# Strichcode



## Vale-Feil (22. November 2005)

Hi Leute ich bin gerade dabei ein Layout für ein Etikett zu machen und muss ein Strichcode reinarbeiten. Nun mein Problem. Wie groß muss der Strichcode mindestens sein. Ich hoffe ihr könnt mir helfen.

Gruß vale-feil


----------



## misswebmistress (22. November 2005)

Ich würde mal sagen das kommt auf den Barcode an.
Hast du den Code schon oder musst du ihn erst erzeugen?

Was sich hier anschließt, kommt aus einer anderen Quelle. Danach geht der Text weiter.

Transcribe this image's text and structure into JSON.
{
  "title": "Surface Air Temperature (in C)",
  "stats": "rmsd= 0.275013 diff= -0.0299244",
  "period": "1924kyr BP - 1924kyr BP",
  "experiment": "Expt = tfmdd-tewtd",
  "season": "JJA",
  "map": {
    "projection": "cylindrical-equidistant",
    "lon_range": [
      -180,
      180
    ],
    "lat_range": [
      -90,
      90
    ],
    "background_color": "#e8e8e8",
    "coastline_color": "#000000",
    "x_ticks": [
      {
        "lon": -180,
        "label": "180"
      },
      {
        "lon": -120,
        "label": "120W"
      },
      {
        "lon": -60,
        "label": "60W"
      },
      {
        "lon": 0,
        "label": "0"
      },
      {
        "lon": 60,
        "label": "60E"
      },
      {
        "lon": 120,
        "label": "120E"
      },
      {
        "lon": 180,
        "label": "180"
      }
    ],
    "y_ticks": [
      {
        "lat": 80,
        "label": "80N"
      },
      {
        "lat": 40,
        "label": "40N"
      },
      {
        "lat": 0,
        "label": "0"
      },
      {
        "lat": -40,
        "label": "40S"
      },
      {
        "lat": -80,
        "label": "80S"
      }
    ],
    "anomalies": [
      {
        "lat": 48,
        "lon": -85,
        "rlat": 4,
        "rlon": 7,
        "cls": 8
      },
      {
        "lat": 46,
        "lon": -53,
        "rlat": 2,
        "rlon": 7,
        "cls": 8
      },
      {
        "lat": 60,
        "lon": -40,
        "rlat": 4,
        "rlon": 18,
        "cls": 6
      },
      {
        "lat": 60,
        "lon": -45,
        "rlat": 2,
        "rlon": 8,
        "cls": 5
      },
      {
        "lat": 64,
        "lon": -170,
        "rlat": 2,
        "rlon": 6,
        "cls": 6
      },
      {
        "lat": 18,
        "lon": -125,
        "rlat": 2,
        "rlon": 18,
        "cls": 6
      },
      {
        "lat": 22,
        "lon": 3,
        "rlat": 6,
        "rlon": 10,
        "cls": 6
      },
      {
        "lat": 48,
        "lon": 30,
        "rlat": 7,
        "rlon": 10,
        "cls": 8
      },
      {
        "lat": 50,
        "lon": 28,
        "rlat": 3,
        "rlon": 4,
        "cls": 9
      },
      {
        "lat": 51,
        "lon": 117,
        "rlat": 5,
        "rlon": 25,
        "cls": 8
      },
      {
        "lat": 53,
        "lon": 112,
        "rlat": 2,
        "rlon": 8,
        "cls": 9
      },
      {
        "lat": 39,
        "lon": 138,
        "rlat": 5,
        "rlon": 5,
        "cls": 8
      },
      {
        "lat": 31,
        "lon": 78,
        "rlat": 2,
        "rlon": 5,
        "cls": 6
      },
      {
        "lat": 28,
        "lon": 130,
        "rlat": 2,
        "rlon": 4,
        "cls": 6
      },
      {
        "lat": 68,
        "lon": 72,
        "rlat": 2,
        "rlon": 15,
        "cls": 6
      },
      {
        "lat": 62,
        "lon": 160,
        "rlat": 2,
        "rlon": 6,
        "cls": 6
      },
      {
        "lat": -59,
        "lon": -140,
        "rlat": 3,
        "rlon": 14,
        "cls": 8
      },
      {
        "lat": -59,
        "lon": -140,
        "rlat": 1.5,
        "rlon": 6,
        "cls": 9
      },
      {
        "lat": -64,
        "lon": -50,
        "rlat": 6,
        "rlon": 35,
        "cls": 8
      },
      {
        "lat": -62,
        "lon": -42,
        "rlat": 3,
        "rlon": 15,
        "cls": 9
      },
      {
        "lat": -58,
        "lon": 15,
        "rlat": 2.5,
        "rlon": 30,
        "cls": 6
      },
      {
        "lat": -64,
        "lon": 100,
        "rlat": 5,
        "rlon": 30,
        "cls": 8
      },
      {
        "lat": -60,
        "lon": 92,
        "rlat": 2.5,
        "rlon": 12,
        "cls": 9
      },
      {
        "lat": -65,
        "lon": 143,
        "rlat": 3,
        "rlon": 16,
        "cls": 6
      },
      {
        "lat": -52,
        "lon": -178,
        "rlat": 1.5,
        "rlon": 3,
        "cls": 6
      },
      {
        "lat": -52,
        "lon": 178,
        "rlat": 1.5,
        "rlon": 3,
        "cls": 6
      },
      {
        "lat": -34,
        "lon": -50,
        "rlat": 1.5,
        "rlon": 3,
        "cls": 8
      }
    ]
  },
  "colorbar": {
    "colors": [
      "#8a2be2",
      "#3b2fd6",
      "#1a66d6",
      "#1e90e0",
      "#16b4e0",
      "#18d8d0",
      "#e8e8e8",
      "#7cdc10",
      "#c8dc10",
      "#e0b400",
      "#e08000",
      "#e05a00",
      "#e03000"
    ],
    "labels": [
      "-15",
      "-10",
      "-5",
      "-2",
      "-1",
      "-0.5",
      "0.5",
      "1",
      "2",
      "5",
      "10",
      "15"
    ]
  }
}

Je nach Art (EAN, UPCA, Interleaved) können die Codes kürzer oder länger ausfallen,
es gibt auch eigene Fonts für Barcodes.


----------



## Vale-Feil (22. November 2005)

Ich müsste ihn noch anfordern. Bei diesen Arten ist es egal welche ich nehme?


----------



## misswebmistress (22. November 2005)

Das kann ich dir nicht genau sagen wofür man welche "Code-Art" verwendet.
Ich stand nur einmal vor dem selben Problem wie du   
Am besten du fragst nach welche Art sie üblicherweise verwenden.
Achte aufjedenfall drauf dass der Code klar dargestellt wird!!


----------



## Mamphil (22. November 2005)

Hallo,

nimm doch ein vergleichbares Produkt und messe dort den Strichcode aus... Mit der Größe solltest du auf alle Fälle richtig liegen.

Mamphil


----------